Leistungsschutzrecht: Nichts Neues von der Bundesregierung

Nichts Neues in Sachen Leistungsschutzrecht für Presseverleger hat die Grünen-Bundestagsfraktion von der Bundesregierung in Erfahrung bringen können. Eine Evaluierung des vor zweieinhalb Jahren in Kraft getretenen Gesetzes ist bislang nicht in Auftrag gegeben worden.
Das Gesetz sollte Presseverlagen die Möglichkeit geben, Lizenzgebühren für auf Suchmaschinen und Newsaggregatoren erscheinende Artikelauszüge zu verlangen – bisher ohne Erfolg. Deshalb hatten Tabea Rößner und die Fraktion Bündnis 90/Die Grünen in einer Kleinen Anfrage (BT-Drs. 18/6953) nach dem Stand der von der Bundesregierung versprochenen Evaluierung des Gesetzes gefragt.
„Die aktuellen Entwicklungen beobachte sie“, teilte die Bundesregierung in ihrer vorab von netzpolitik.org veröffentlichten Antwort mit, habe aber „bislang noch keine Beurteilungen, Evaluationen oder Analysen gefördert, in Auftrag gegeben, finanziert, angestoßen oder in anderer Weise unterstützt, die das Leistungsschutzrecht des Presseverlegers zum Gegenstand haben.“ Auch in Bezug auf eine mögliche Einführung eines Presse-Leistungsschutzrechts hält sie sich bedeckt.
„Die Bundesregierung ist strategielos und hat offenbar jede Handlung eingestellt. Die im Koalitionsvertrag angekündigte Evaluierung ist nicht in Sicht. Auch die bis dato erfolgte sonstige Erkenntnisgewinnung beläuft sich gen Null“, kommentierte Tabea Rößner die Regierungsantwort gegenüber netzpolitik.org. Es „scheint die Strategie zu sein, erst einmal gar nichts zu unternehmen. Damit stellt sie allerdings die Gerichte vor eine nicht ganz unerhebliche Aufgabe.
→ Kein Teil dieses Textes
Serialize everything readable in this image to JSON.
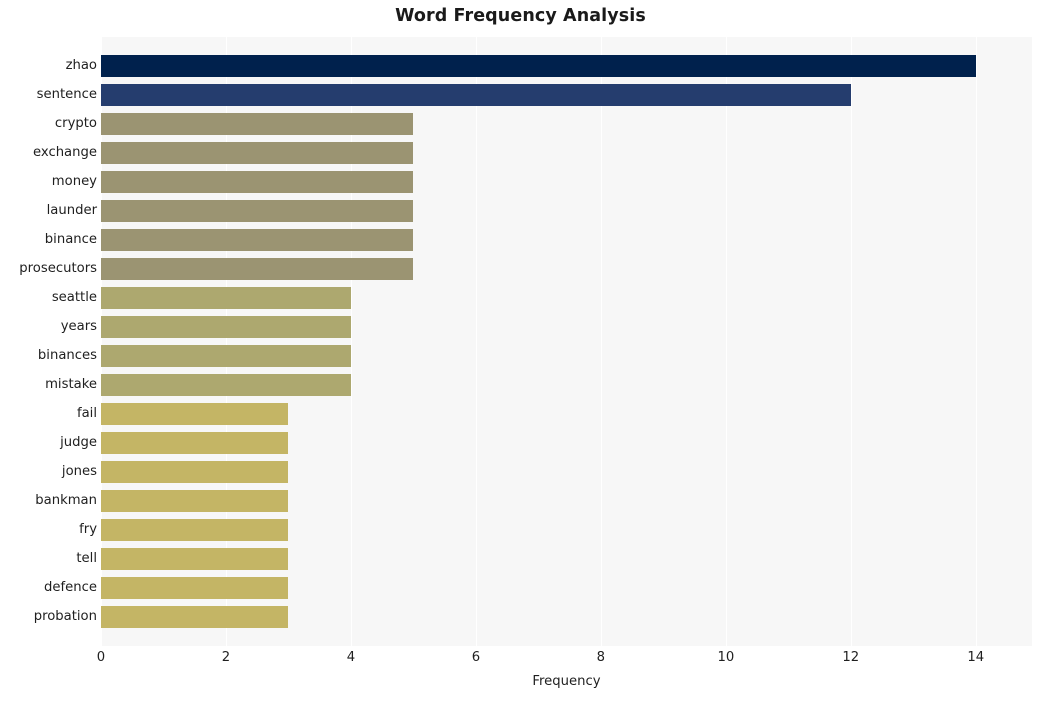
{
  "chart_data": {
    "type": "bar",
    "orientation": "horizontal",
    "title": "Word Frequency Analysis",
    "xlabel": "Frequency",
    "ylabel": "",
    "categories": [
      "zhao",
      "sentence",
      "crypto",
      "exchange",
      "money",
      "launder",
      "binance",
      "prosecutors",
      "seattle",
      "years",
      "binances",
      "mistake",
      "fail",
      "judge",
      "jones",
      "bankman",
      "fry",
      "tell",
      "defence",
      "probation"
    ],
    "values": [
      14,
      12,
      5,
      5,
      5,
      5,
      5,
      5,
      4,
      4,
      4,
      4,
      3,
      3,
      3,
      3,
      3,
      3,
      3,
      3
    ],
    "bar_colors": [
      "#00214d",
      "#253d6e",
      "#9b9472",
      "#9b9472",
      "#9b9472",
      "#9b9472",
      "#9b9472",
      "#9b9472",
      "#ada86f",
      "#ada86f",
      "#ada86f",
      "#ada86f",
      "#c4b565",
      "#c4b565",
      "#c4b565",
      "#c4b565",
      "#c4b565",
      "#c4b565",
      "#c4b565",
      "#c4b565"
    ],
    "xlim": [
      0,
      14.9
    ],
    "xticks": [
      0,
      2,
      4,
      6,
      8,
      10,
      12,
      14
    ],
    "xtick_labels": [
      "0",
      "2",
      "4",
      "6",
      "8",
      "10",
      "12",
      "14"
    ],
    "grid": true,
    "grid_axis": "x",
    "grid_color": "#ffffff",
    "legend": false,
    "plot_background": "#f7f7f7",
    "figure_background": "#ffffff"
  }
}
Derzeit sind nach ihren eigenen Angaben bereits sieben Verfahren im Zusammenhang mit dem Leistungsschutzrecht angestrengt worden. Es wird Jahre der Klärung brauchen.“
Das umstrittene Gesetz zur Einführung eines Leistungsschutzrechts für Presseverlage wurde 2013 kurz vor dem Ende der schwarz-gelben Legislaturperiode verabschiedet (siehe News vom 1. März 2013). Verbände aus dem Kreis der Initiative Urheberrecht wie Freischreiber, DJV und ver.di hatten gegen das Gesetz Stellung bezogen. Geld vom Suchmaschinenbetreiber Google an die Zeitungsverlagen war bisher nicht geflossen. Im Oktober 2014 haben die meisten der in der VG Media zusammengeschlossenen Verlage bei der Durchsetzung des Presse-Leistungsschutzrechts vorerst vor Google kapituliert (siehe News vom 23. Oktober 2014), wenig später auch das Medienhaus Springer (siehe News vom 5. November 2014). Bereits Ende 2014 hatten die Bundestagsfraktionen der Grünen und der Linken in einem gemeinsamen Gesetzesentwurf die Abschaffung dieses Leistungsschutzrechts für Presseverlage gefordert (siehe News vom 25. November 2014).